Solve $$\frac{1}{x}+\frac{1}{y}=\frac{1}{2}+\frac{1}{z},$$ where $x, y, z$ are positive integers.
So far I have:
If $x=y=z \Rightarrow(x, y, z) = (2, 2, 2)$.
If $x=z \Rightarrow (x, y, z) = (k, 2, k)$, where $k$ is natural.
If $y=z \Rightarrow (x, y, z) = (2, k, k)$, where $k$ is natural.
If $x=y \Rightarrow (x-4)(z+2) = -8 \Rightarrow x = 1, 2,3$. The first two cases yield already known solutions. The third yields $(x, y, z) = (3, 3, 6)$.
Now I tried to look at the case where $a \ne b \ne c$ and try to establish some bounds (e.g. $z > x, y$) but this has not yielded anything useful.

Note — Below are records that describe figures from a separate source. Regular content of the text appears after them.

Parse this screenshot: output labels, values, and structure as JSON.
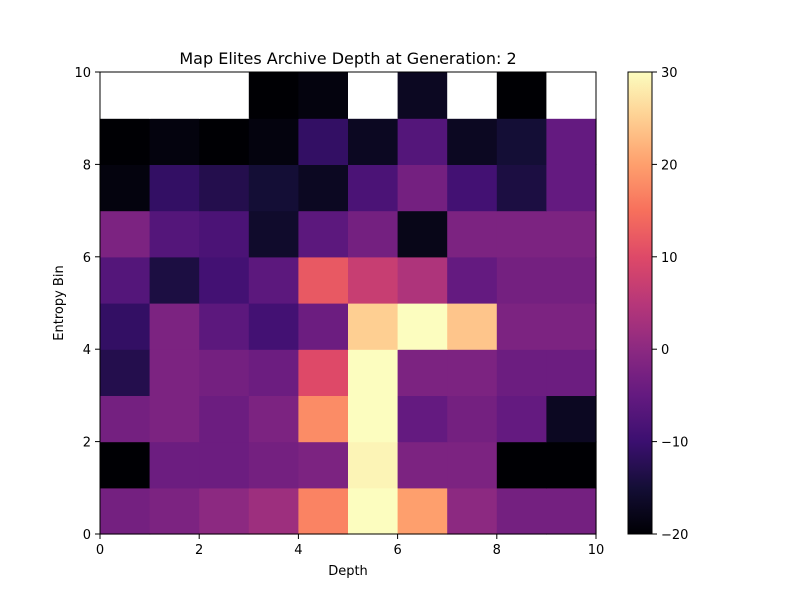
{
  "chart_data": {
    "type": "heatmap",
    "title": "Map Elites Archive Depth at Generation: 2",
    "xlabel": "Depth",
    "ylabel": "Entropy Bin",
    "xlim": [
      0,
      10
    ],
    "ylim": [
      0,
      10
    ],
    "x_ticks": [
      "0",
      "2",
      "4",
      "6",
      "8",
      "10"
    ],
    "y_ticks": [
      "0",
      "2",
      "4",
      "6",
      "8",
      "10"
    ],
    "colormap": "magma",
    "colorbar": {
      "min": -20,
      "max": 30,
      "ticks": [
        "30",
        "20",
        "10",
        "0",
        "−10",
        "−20"
      ]
    },
    "empty_cell_color": "#ffffff",
    "grid_rows_bottom_to_top": [
      [
        -3,
        -2,
        0,
        2,
        17,
        30,
        20,
        0,
        -3,
        -3
      ],
      [
        -20,
        -4,
        -4,
        -3,
        -2,
        29,
        -2,
        -2,
        -20,
        -20
      ],
      [
        -3,
        -2,
        -4,
        -2,
        18,
        30,
        -5,
        -3,
        -5,
        -17
      ],
      [
        -13,
        -2,
        -3,
        -4,
        10,
        30,
        -2,
        -2,
        -4,
        -4
      ],
      [
        -11,
        -2,
        -6,
        -9,
        -4,
        25,
        30,
        24,
        -2,
        -2
      ],
      [
        -7,
        -14,
        -9,
        -6,
        12,
        7,
        4,
        -5,
        -3,
        -3
      ],
      [
        -2,
        -7,
        -8,
        -16,
        -6,
        -3,
        -18,
        -2,
        -2,
        -2
      ],
      [
        -19,
        -11,
        -13,
        -15,
        -17,
        -8,
        -3,
        -9,
        -14,
        -5
      ],
      [
        -20,
        -19,
        -20,
        -19,
        -11,
        -17,
        -7,
        -17,
        -15,
        -5
      ],
      [
        null,
        null,
        null,
        -20,
        -19,
        null,
        -17,
        null,
        -20,
        null
      ]
    ]
  }
}
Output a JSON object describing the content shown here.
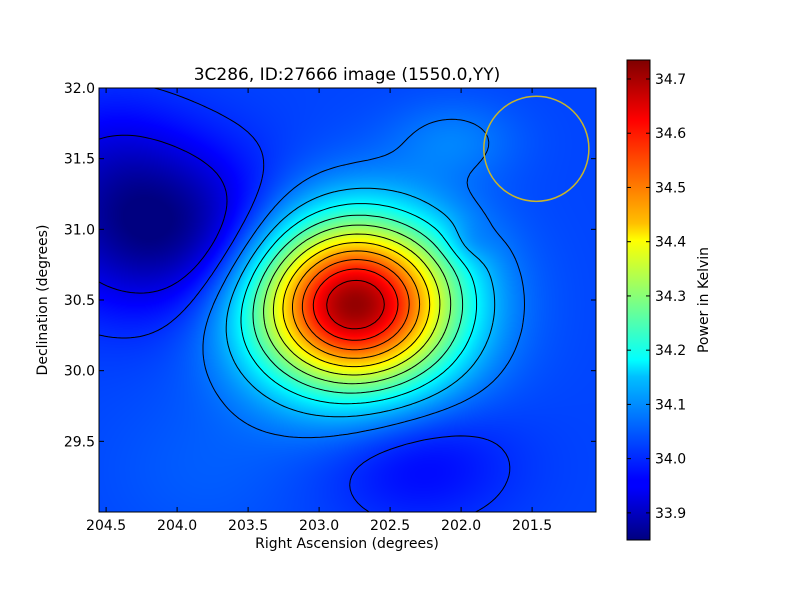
{
  "chart_data": {
    "type": "heatmap",
    "title": "3C286, ID:27666 image (1550.0,YY)",
    "xlabel": "Right Ascension (degrees)",
    "ylabel": "Declination (degrees)",
    "colorbar_label": "Power in Kelvin",
    "colormap": "jet",
    "x_direction": "decreasing",
    "xlim": [
      204.55,
      201.05
    ],
    "ylim": [
      29.0,
      32.0
    ],
    "x_ticks": [
      204.5,
      204.0,
      203.5,
      203.0,
      202.5,
      202.0,
      201.5
    ],
    "x_tick_labels": [
      "204.5",
      "204.0",
      "203.5",
      "203.0",
      "202.5",
      "202.0",
      "201.5"
    ],
    "y_ticks": [
      29.5,
      30.0,
      30.5,
      31.0,
      31.5,
      32.0
    ],
    "y_tick_labels": [
      "29.5",
      "30.0",
      "30.5",
      "31.0",
      "31.5",
      "32.0"
    ],
    "color_range": [
      33.85,
      34.735
    ],
    "colorbar_ticks": [
      33.9,
      34.0,
      34.1,
      34.2,
      34.3,
      34.4,
      34.5,
      34.6,
      34.7
    ],
    "colorbar_tick_labels": [
      "33.9",
      "34.0",
      "34.1",
      "34.2",
      "34.3",
      "34.4",
      "34.5",
      "34.6",
      "34.7"
    ],
    "background_level": 34.02,
    "features": [
      {
        "ra": 202.75,
        "dec": 30.47,
        "amplitude": 0.7,
        "sigma_ra": 0.5,
        "sigma_dec": 0.42
      },
      {
        "ra": 204.1,
        "dec": 31.0,
        "amplitude": -0.17,
        "sigma_ra": 0.55,
        "sigma_dec": 0.4
      },
      {
        "ra": 204.5,
        "dec": 31.5,
        "amplitude": -0.05,
        "sigma_ra": 0.4,
        "sigma_dec": 0.35
      },
      {
        "ra": 202.05,
        "dec": 31.63,
        "amplitude": 0.05,
        "sigma_ra": 0.32,
        "sigma_dec": 0.2
      },
      {
        "ra": 202.3,
        "dec": 29.35,
        "amplitude": -0.06,
        "sigma_ra": 0.45,
        "sigma_dec": 0.3
      },
      {
        "ra": 203.8,
        "dec": 29.3,
        "amplitude": 0.02,
        "sigma_ra": 0.5,
        "sigma_dec": 0.4
      },
      {
        "ra": 201.95,
        "dec": 30.9,
        "amplitude": -0.03,
        "sigma_ra": 0.12,
        "sigma_dec": 0.1
      }
    ],
    "contour_levels": [
      33.94,
      34.0,
      34.06,
      34.12,
      34.18,
      34.24,
      34.3,
      34.36,
      34.42,
      34.48,
      34.54,
      34.6,
      34.66
    ],
    "contour_color": "#000000",
    "beam": {
      "ra": 201.47,
      "dec": 31.57,
      "radius_deg": 0.37,
      "color": "#c9b52a"
    }
  }
}
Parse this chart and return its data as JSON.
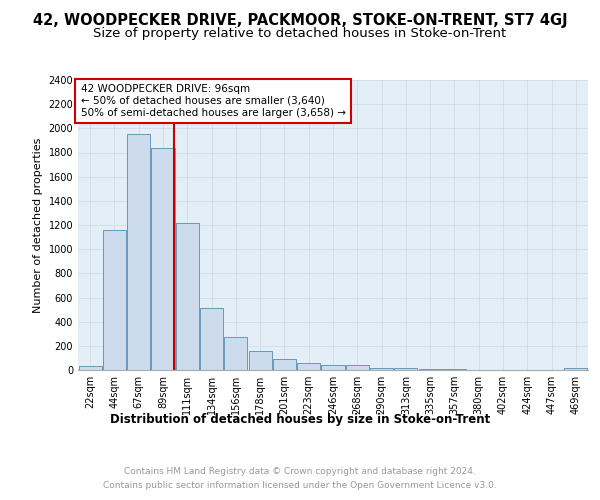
{
  "title": "42, WOODPECKER DRIVE, PACKMOOR, STOKE-ON-TRENT, ST7 4GJ",
  "subtitle": "Size of property relative to detached houses in Stoke-on-Trent",
  "xlabel": "Distribution of detached houses by size in Stoke-on-Trent",
  "ylabel": "Number of detached properties",
  "footer_line1": "Contains HM Land Registry data © Crown copyright and database right 2024.",
  "footer_line2": "Contains public sector information licensed under the Open Government Licence v3.0.",
  "bar_labels": [
    "22sqm",
    "44sqm",
    "67sqm",
    "89sqm",
    "111sqm",
    "134sqm",
    "156sqm",
    "178sqm",
    "201sqm",
    "223sqm",
    "246sqm",
    "268sqm",
    "290sqm",
    "313sqm",
    "335sqm",
    "357sqm",
    "380sqm",
    "402sqm",
    "424sqm",
    "447sqm",
    "469sqm"
  ],
  "bar_values": [
    30,
    1155,
    1950,
    1835,
    1220,
    510,
    270,
    155,
    90,
    55,
    45,
    45,
    20,
    15,
    8,
    5,
    4,
    3,
    3,
    3,
    20
  ],
  "bar_color": "#ccdcec",
  "bar_edge_color": "#6699bb",
  "ylim": [
    0,
    2400
  ],
  "yticks": [
    0,
    200,
    400,
    600,
    800,
    1000,
    1200,
    1400,
    1600,
    1800,
    2000,
    2200,
    2400
  ],
  "red_line_x": 3.45,
  "annotation_text": "42 WOODPECKER DRIVE: 96sqm\n← 50% of detached houses are smaller (3,640)\n50% of semi-detached houses are larger (3,658) →",
  "red_line_color": "#cc0000",
  "grid_color": "#d0dde8",
  "bg_color": "#e4eef6",
  "title_fontsize": 10.5,
  "subtitle_fontsize": 9.5,
  "ylabel_fontsize": 8,
  "xlabel_fontsize": 8.5,
  "tick_fontsize": 7,
  "ann_fontsize": 7.5,
  "footer_fontsize": 6.5,
  "footer_color": "#999999"
}
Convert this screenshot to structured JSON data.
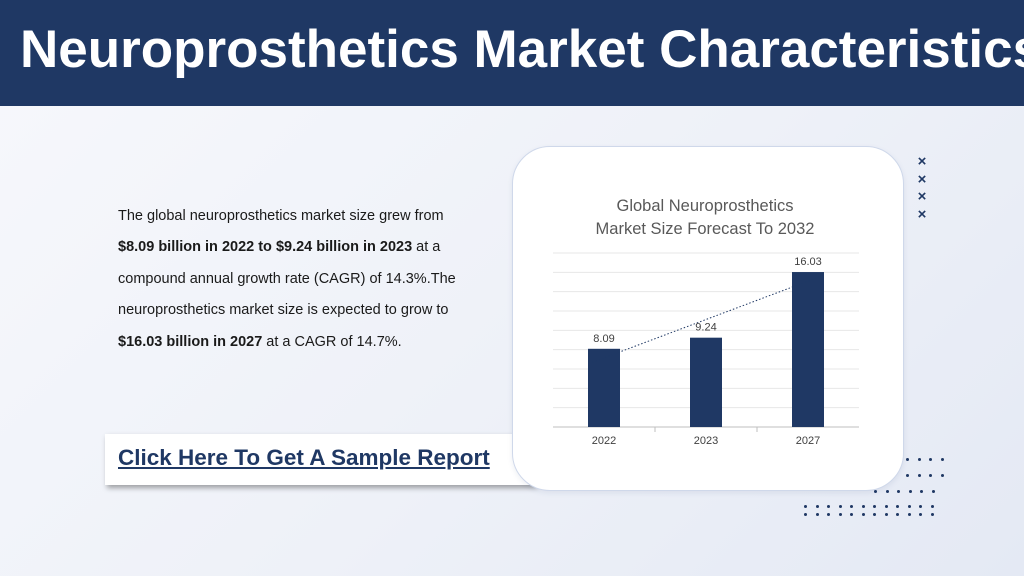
{
  "header": {
    "title": "Neuroprosthetics Market Characteristics:",
    "background": "#1f3864"
  },
  "description": {
    "part1": "The global neuroprosthetics market size grew from ",
    "bold1": "$8.09 billion in 2022 to $9.24 billion in 2023",
    "part2": " at a compound annual growth rate (CAGR) of 14.3%.The neuroprosthetics market size is expected to grow to ",
    "bold2": "$16.03 billion in 2027",
    "part3": " at a CAGR of 14.7%."
  },
  "cta": {
    "label": "Click Here To Get A Sample Report"
  },
  "decor": {
    "x_marks": [
      "×",
      "×",
      "×",
      "×"
    ],
    "icon": "dot-grid-icon"
  },
  "chart_data": {
    "type": "bar",
    "title": "Global Neuroprosthetics Market Size Forecast To 2032",
    "title_lines": [
      "Global Neuroprosthetics",
      "Market Size Forecast To 2032"
    ],
    "categories": [
      "2022",
      "2023",
      "2027"
    ],
    "values": [
      8.09,
      9.24,
      16.03
    ],
    "data_labels": [
      "8.09",
      "9.24",
      "16.03"
    ],
    "ylim": [
      0,
      18
    ],
    "grid": true,
    "trendline": true,
    "bar_color": "#1f3864",
    "xlabel": "",
    "ylabel": ""
  }
}
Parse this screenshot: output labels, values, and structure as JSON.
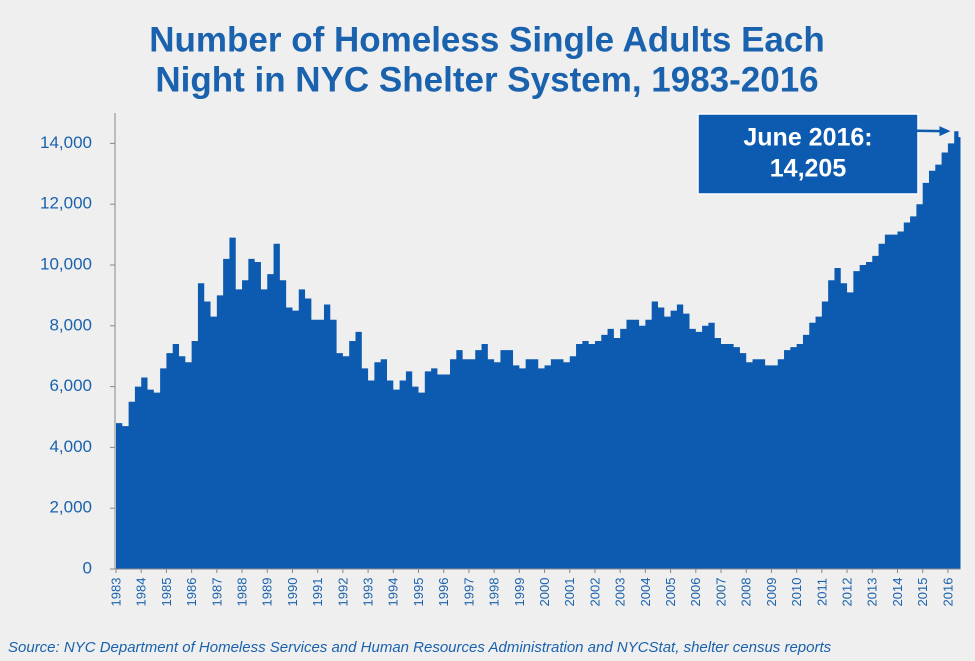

By symmetry, we assume $x\leq y$ throughout this discussion.
Cases:
If $x=1$, then the equation simplifies to $\frac{1}{2}+\frac{1}{y}=\frac{1}{z}$. Then $z=1$ since otherwise the LHS is larger than the RHS. When $z=1$, we have $y=2$.
If $x=2$, then the equation simplifies to $\frac{1}{y}=\frac{1}{z}$, which can be solved for any $y$ and $z$.
If $x=3$, then we have $3\leq y<5$ as possible left-hand-sides (each of which can be checked).
If $x=4$, then $y\geq 4$ and the LHS is less than the RHS and there are no solutions.